There are 309 memorials, museums, and sites dedicated to the disasters in Aomori, Iwate, Miyagi, and Fukushima prefectures as well as Sendai City. These Disaster Memorial Facilities are meant to teach lessons about the horrors of this disaster to both Japanese and foreign travelers.

Many, though, will learn the details of this tragedy another way, as it happened with Chernobyl. This year, Netflix has released a docu-series, The Days, that depicts the aftermaths of the deadly disaster and the chain of decisions in the succeeding days that led the country to this point. 

An Unimagined Future

The nightmare is far from over. The nuclear plant needs to be decommissioned by 2051, which is a Herculean task undertaken by thousands of engineers, at astronomical costs (Japan has spent $82 billion already in clean-up). There are 880 tons of melted radioactive fuel and debris in three nuclear reactions that need to be removed and stored. Akira Ono, Chief Decommissioning Officer (CDO) at TEPCO, said in March this year that it’s difficult to know when or how the decommissioning will be completed. The company responsible for the plant has been sending robots to get images of the collapsed structure to understand what’s inside because humans can’t enter the highly radioactive containment zones. This has never been done before.

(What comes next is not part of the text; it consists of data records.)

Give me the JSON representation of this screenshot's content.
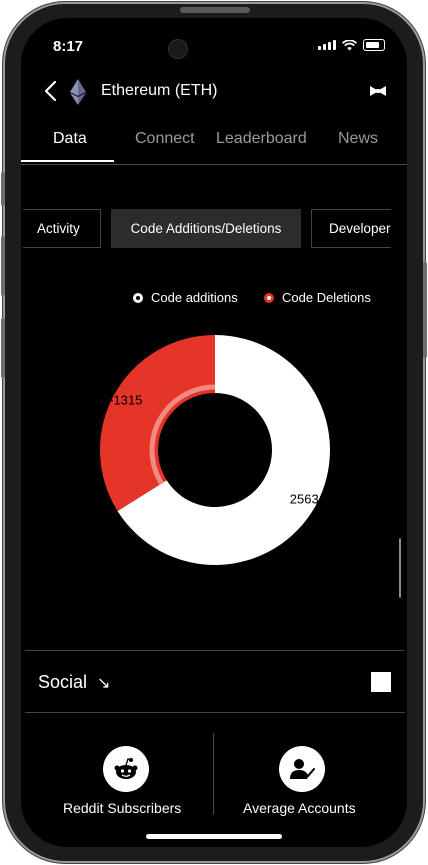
{
  "status": {
    "time": "8:17"
  },
  "header": {
    "title": "Ethereum (ETH)"
  },
  "tabs": [
    {
      "label": "Data",
      "active": true
    },
    {
      "label": "Connect"
    },
    {
      "label": "Leaderboard"
    },
    {
      "label": "News"
    }
  ],
  "chips": [
    {
      "label": "Activity"
    },
    {
      "label": "Code Additions/Deletions",
      "active": true
    },
    {
      "label": "Developers"
    }
  ],
  "legend": {
    "additions": "Code additions",
    "deletions": "Code Deletions"
  },
  "chart_data": {
    "type": "pie",
    "series": [
      {
        "name": "Code additions",
        "value": 2563,
        "label": "2563",
        "color": "#ffffff"
      },
      {
        "name": "Code Deletions",
        "value": -1315,
        "label": "-1315",
        "color": "#e53428"
      }
    ]
  },
  "social": {
    "label": "Social",
    "arrow": "↘"
  },
  "cards": [
    {
      "label": "Reddit Subscribers",
      "icon": "reddit-icon"
    },
    {
      "label": "Average Accounts",
      "icon": "user-check-icon"
    }
  ],
  "colors": {
    "accent": "#e53428",
    "background": "#000000",
    "text": "#ffffff"
  }
}
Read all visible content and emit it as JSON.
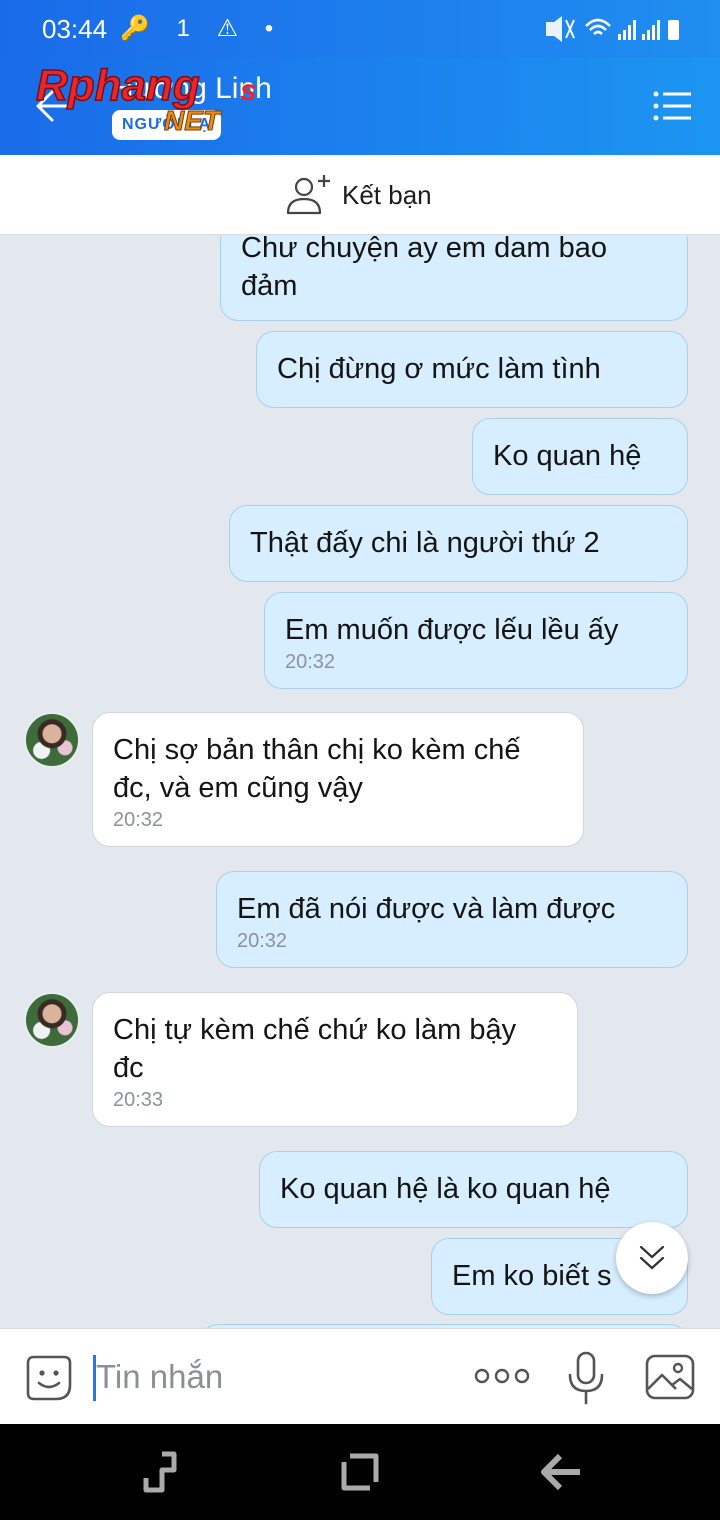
{
  "status_bar": {
    "time": "03:44",
    "left_icons": "🔑 1 ⚠ •",
    "right_icons": "🔇 📶"
  },
  "header": {
    "contact_name": "Hương Linh",
    "badge": "NGƯỜI LẠ",
    "watermark": "Rphang",
    "watermark_sub": "NET",
    "back_icon": "back-arrow-icon",
    "menu_icon": "list-menu-icon"
  },
  "friend_bar": {
    "label": "Kết bạn",
    "icon": "add-person-icon"
  },
  "messages": [
    {
      "dir": "out",
      "text": "Chư chuyện  ay  em dam bao",
      "text2": "đảm",
      "time": ""
    },
    {
      "dir": "out",
      "text": "Chị  đừng ơ  mức  làm  tình",
      "time": ""
    },
    {
      "dir": "out",
      "text": "Ko quan  hệ",
      "time": ""
    },
    {
      "dir": "out",
      "text": "Thật  đấy  chi là người  thứ  2",
      "time": ""
    },
    {
      "dir": "out",
      "text": "Em muốn  được  lếu lều ấy",
      "time": "20:32"
    },
    {
      "dir": "in",
      "text": "Chị sợ bản thân chị ko kèm chế",
      "text2": "đc, và em cũng vậy",
      "time": "20:32"
    },
    {
      "dir": "out",
      "text": "Em đã  nói được và làm  được",
      "time": "20:32"
    },
    {
      "dir": "in",
      "text": "Chị tự kèm chế chứ ko làm bậy",
      "text2": "đc",
      "time": "20:33"
    },
    {
      "dir": "out",
      "text": "Ko quan  hệ  là ko quan  hệ",
      "time": ""
    },
    {
      "dir": "out",
      "text": "Em ko biết  s",
      "time": ""
    }
  ],
  "input_bar": {
    "placeholder": "Tin nhắn",
    "sticker_icon": "emoji-sticker-icon",
    "more_icon": "more-dots-icon",
    "mic_icon": "microphone-icon",
    "image_icon": "image-icon"
  },
  "nav_bar": {
    "recent_icon": "recent-apps-icon",
    "home_icon": "home-icon",
    "back_icon": "back-icon"
  },
  "colors": {
    "header_blue": "#1a6be8",
    "outgoing_bubble": "#d6eeff",
    "incoming_bubble": "#ffffff",
    "chat_background": "#e3e8ef"
  }
}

On top of that, the contaminated topsoil that was removed from the areas is right now sitting in plastic bags in storage units. It has nowhere to go, but as per Japanese law, it has to be out of the prefecture by 2045. Recycling plans involve using it for road construction (there’s enough to fill 11 baseball stadiums), but locals are not on board. 

Another major point of contention, locally and internationally, is the decontaminated water. There are 1.3 million metric tons of treated water stored in 1,000 tanks at the site. The government has decided to gradually release this water into the Pacific Ocean, starting this year. The move lacks support from fishing communities who have still not recovered from the loss of business. This will be another blow to consumer confidence, no matter how safe the experts claim the water to be. China, South Korea, and some Pacific islands have raised concerns, too. 

Tayawee Supan on Unsplash

It’s difficult to move on from these tragedies when the relics are in your backyard. But Japan has built and rebuilt itself through terrible tragedies. If anything, it is resilient. I saw it in Nagasaki years ago. The Peace Statue serves as a reminder of the horrors of atomic energy that annihilated a city. But then you climb up Mount Inasa at twilight and look at the twinkling lights, representing its bright present and hope for the future.

Someday, we may be able to look at Fukushima like this. And along the way, there will be many lessons from its past.